Communauté ou Région ? Identité bruxelloise ou identité francophone ? Jusqu’à présent, on a choisi de ne pas choisir. Mais le moment est venu de trancher enfin, estime Caroline Van Wynsberghe, politologue à l’UCL.
Elle habite Anderlecht, supporte les Mauves et Blancs, mais travaille à Louvain-la-Neuve. Chez Caroline Van Wynsberghe, la recherche universitaire est indissociable d’une préoccupation citoyenne : analyser les failles (et les réussites) dans la gestion de Bruxelles, scruter le fonctionnement des institutions régionales, ausculter les moyens qui permettraient de redonner du souffle à sa ville.
Le Vif/L’Express : Quel diagnostic posez-vous sur l’état global de la Région bruxelloise ?
> Caroline Van Wynsberghe : D’abord, la ville fonctionne mieux maintenant qu’avant 1989, quand Bruxelles n’était pas reconnue en tant que Région et que sa gestion dépendait du gouvernement central. Au niveau architectural, les erreurs commises avant 1989 continuent d’ailleurs de meurtrir le paysage bruxellois… Reconnaissons aussi que les institutions bruxelloises fonctionnent plutôt bien. La législature 2004-2009 a été relativement stable. Durant cette période, il n’y a par exemple eu aucun changement dans les postes ministériels au sein du gouvernement bruxellois. On ne peut pas en dire autant des gouvernements flamand et wallon. Le gouvernement bruxellois, composé à égalité de ministres francophones et néerlandophones, est traversé par quelques tensions, mais rien de comparable avec celles qui agitent le gouvernement fédéral. L’accord du gouvernement bruxellois, conclu en 2009, plaidait pour la régionalisation du tourisme : cela montre qu’à Bruxelles des responsables politiques francophones et néerlandophones peuvent se mettre d’accord autour d’une demande de régionalisation.

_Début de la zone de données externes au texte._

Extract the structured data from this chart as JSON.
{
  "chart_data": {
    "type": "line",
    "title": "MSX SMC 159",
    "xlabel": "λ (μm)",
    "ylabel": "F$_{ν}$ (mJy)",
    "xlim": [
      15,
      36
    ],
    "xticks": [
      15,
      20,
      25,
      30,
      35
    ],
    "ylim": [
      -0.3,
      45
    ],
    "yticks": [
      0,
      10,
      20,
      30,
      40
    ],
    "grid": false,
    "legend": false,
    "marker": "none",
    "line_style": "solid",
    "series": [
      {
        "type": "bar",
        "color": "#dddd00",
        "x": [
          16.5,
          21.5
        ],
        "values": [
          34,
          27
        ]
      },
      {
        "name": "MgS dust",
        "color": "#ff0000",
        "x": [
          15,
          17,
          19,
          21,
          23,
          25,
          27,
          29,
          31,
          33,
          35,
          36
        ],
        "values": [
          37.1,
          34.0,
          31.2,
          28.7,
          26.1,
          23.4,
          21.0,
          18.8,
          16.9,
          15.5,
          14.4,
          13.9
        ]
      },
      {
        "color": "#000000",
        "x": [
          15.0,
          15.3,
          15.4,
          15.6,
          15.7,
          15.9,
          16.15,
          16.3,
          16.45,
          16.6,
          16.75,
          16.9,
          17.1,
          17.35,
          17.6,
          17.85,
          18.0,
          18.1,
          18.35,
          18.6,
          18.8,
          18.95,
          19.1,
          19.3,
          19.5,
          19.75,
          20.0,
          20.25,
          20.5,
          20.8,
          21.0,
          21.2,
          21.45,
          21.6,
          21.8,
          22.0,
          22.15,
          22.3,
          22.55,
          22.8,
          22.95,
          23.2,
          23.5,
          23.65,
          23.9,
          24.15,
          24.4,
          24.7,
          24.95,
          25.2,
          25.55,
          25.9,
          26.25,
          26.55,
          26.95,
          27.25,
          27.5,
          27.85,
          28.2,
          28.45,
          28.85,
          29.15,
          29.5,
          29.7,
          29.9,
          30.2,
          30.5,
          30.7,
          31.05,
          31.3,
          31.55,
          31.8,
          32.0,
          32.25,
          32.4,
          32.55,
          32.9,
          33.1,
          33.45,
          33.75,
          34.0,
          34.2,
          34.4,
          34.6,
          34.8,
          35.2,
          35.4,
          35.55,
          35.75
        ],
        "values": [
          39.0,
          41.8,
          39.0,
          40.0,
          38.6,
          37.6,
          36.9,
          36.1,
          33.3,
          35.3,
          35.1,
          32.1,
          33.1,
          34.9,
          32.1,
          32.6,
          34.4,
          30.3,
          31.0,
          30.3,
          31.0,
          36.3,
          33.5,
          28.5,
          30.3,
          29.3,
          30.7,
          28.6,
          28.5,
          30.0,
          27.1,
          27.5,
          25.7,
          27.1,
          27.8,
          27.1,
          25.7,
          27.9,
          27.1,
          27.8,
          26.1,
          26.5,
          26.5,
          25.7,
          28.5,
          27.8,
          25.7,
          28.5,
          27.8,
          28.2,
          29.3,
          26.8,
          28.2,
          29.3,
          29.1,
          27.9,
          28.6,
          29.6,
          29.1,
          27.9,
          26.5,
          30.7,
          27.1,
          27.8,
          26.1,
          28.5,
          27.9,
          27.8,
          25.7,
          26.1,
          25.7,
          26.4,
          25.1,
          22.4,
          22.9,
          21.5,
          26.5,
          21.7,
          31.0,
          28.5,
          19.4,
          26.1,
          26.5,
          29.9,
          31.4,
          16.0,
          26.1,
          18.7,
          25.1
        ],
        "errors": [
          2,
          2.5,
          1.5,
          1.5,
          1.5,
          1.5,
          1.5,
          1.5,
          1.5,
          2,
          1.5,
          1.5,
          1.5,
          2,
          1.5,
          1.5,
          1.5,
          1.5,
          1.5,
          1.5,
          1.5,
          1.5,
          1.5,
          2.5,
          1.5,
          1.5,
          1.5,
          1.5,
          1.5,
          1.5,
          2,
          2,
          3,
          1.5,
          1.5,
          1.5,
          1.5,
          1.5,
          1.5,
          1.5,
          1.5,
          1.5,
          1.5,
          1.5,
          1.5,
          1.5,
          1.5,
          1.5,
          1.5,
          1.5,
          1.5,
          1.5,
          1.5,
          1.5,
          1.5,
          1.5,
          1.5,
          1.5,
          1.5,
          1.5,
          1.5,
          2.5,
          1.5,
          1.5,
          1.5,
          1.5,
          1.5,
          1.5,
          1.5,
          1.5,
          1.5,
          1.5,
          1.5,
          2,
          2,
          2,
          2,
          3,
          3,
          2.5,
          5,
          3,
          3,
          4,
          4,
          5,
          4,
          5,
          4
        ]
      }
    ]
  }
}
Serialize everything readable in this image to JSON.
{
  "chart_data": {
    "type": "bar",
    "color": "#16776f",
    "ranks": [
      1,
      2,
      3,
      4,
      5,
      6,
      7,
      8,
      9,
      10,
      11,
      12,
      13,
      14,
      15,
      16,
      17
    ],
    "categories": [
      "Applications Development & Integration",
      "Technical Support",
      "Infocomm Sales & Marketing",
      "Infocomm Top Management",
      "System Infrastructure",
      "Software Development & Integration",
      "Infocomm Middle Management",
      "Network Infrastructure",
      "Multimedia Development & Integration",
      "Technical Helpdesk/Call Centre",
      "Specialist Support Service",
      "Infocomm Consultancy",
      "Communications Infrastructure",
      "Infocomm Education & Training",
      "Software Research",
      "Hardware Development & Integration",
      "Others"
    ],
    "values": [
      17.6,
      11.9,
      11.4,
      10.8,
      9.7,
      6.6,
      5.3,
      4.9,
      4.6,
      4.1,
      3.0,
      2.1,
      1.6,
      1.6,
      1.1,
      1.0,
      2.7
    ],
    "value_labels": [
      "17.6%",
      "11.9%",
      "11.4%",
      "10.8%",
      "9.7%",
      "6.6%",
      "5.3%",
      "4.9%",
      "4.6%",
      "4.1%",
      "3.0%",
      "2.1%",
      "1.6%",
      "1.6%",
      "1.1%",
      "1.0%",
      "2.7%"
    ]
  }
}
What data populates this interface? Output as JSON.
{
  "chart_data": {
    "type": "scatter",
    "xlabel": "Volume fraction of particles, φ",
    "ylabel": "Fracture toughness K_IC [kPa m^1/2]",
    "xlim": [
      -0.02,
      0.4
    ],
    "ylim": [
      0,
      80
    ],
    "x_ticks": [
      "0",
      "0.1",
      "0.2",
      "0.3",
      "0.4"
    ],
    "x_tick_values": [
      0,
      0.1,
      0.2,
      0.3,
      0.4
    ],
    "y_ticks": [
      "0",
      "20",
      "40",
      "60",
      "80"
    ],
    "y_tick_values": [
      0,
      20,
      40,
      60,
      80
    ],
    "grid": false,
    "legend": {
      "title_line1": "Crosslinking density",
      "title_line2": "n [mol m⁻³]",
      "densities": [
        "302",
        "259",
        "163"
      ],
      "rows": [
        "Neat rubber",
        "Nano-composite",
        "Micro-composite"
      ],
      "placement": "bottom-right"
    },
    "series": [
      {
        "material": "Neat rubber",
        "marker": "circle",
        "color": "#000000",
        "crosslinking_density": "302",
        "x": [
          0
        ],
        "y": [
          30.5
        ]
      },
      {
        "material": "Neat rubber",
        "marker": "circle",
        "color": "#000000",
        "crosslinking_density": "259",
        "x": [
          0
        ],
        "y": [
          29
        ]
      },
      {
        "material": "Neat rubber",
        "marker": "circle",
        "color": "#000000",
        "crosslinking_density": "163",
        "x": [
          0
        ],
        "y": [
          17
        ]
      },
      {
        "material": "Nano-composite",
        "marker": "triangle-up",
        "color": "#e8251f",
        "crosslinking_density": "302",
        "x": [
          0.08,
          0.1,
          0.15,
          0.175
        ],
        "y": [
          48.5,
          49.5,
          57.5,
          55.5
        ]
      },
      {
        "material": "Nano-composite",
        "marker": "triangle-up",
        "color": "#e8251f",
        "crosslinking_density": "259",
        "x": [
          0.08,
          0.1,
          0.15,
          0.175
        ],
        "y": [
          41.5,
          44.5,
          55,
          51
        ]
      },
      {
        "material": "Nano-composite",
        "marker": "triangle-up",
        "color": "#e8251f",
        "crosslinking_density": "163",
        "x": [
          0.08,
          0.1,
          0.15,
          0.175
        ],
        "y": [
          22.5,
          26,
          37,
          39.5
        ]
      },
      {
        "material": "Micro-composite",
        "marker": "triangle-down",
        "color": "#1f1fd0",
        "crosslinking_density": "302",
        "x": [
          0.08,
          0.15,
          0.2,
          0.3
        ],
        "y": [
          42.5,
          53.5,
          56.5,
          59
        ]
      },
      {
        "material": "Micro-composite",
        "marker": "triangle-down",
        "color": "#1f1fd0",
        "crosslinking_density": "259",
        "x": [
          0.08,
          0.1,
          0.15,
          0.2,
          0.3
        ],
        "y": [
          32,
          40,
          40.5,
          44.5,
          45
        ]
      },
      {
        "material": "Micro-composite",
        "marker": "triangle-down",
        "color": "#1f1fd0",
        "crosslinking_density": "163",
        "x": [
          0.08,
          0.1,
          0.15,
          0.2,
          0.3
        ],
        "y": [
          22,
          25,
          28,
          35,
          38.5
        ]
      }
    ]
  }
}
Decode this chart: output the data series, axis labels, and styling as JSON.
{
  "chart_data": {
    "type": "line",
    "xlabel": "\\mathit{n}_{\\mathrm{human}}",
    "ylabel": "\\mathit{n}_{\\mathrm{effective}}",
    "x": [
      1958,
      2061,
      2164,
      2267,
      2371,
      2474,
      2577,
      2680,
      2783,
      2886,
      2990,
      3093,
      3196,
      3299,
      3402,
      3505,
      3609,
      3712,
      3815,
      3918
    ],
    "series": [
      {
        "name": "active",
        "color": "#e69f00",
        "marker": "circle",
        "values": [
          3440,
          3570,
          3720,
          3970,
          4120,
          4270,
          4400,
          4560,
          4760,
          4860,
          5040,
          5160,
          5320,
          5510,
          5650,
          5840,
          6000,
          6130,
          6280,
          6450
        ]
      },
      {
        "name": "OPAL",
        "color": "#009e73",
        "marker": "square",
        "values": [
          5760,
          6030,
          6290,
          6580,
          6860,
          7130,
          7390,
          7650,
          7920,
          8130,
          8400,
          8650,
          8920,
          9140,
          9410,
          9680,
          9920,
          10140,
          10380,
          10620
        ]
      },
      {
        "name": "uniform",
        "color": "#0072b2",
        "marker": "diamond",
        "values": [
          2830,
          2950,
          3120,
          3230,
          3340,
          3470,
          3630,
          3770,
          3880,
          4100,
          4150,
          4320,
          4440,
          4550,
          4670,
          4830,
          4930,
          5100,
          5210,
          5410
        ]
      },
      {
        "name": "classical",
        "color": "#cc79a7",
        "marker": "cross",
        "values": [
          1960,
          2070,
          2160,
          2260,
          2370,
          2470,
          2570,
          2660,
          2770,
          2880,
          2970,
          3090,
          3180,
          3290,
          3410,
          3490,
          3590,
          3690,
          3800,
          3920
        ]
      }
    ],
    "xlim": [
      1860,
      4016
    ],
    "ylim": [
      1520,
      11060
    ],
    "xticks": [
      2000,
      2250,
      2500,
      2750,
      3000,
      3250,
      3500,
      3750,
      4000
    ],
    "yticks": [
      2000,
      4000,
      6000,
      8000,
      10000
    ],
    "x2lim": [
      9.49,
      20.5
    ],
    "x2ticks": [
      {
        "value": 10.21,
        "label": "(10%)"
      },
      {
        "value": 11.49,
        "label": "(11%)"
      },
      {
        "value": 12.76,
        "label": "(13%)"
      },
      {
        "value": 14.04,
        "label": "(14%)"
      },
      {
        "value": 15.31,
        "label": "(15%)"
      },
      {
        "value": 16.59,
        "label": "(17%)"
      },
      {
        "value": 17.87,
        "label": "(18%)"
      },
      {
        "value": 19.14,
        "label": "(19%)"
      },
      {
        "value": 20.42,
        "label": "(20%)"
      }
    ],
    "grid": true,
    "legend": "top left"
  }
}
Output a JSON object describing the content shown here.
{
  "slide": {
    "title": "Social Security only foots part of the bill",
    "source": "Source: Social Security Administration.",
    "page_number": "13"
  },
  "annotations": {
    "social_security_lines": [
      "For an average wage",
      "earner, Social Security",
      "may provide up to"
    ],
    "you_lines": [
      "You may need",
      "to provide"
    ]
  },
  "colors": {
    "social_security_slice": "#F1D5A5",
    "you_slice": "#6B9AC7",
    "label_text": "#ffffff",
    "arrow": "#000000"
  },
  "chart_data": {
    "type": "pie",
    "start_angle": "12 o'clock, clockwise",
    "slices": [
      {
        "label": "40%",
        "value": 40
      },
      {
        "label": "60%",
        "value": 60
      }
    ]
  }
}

La Région bruxelloise se subdivise en 19 communes. Cela nuit-il à son développement et à sa bonne gestion ?
>On ne peut que constater qu’à Berlin ou à Paris il existe une seule politique urbanistique pour toute la ville, ce qui n’est pas le cas à Bruxelles. Il y a des choses absurdes à Bruxelles… La Région gère par exemple deux parcs à conteneurs, tandis que certaines communes possèdent aussi leur propre parc à conteneurs, accessible seulement aux résidents communaux. Certaines compétences communales seraient organisées plus efficacement au niveau régional : 19 politiques de stationnement, c’est absurde. En fait, on continue de gérer Bruxelles dans une logique d’agglomération. On considère toujours cette ville comme une association de 19 communes, et non comme une véritable Région.
La N-VA et le CD&V ne cachent pas leur préférence pour un modèle où Bruxelles serait cogérée par les deux grandes Communautés du pays. Face à ces demandes flamandes, les francophones semblent faire bloc pour défendre la spécificité de la Région bruxelloise. Cela vous rassure ?
>On ne peut pas être régionaliste à la carte, vouloir régionaliser certaines compétences, mais en laisser d’autres aux Communautés. On présente tout à coup les partis francophones comme de grands régionalistes. J’ai des doutes quant à cette conversion subite… Quand j’entends certains leaders francophones, j’ai l’impression que l’annexion par la Flandre est une grande menace, mais que l’absorption par la Communauté française est acceptable, voire souhaitable. Joëlle Milquet, la présidente du CDH, n’a jamais montré beaucoup d’intérêt pour l’option régionale. On n’entend pas beaucoup le MR ces temps-ci, mais ce n’est pas non plus un parti très régionaliste.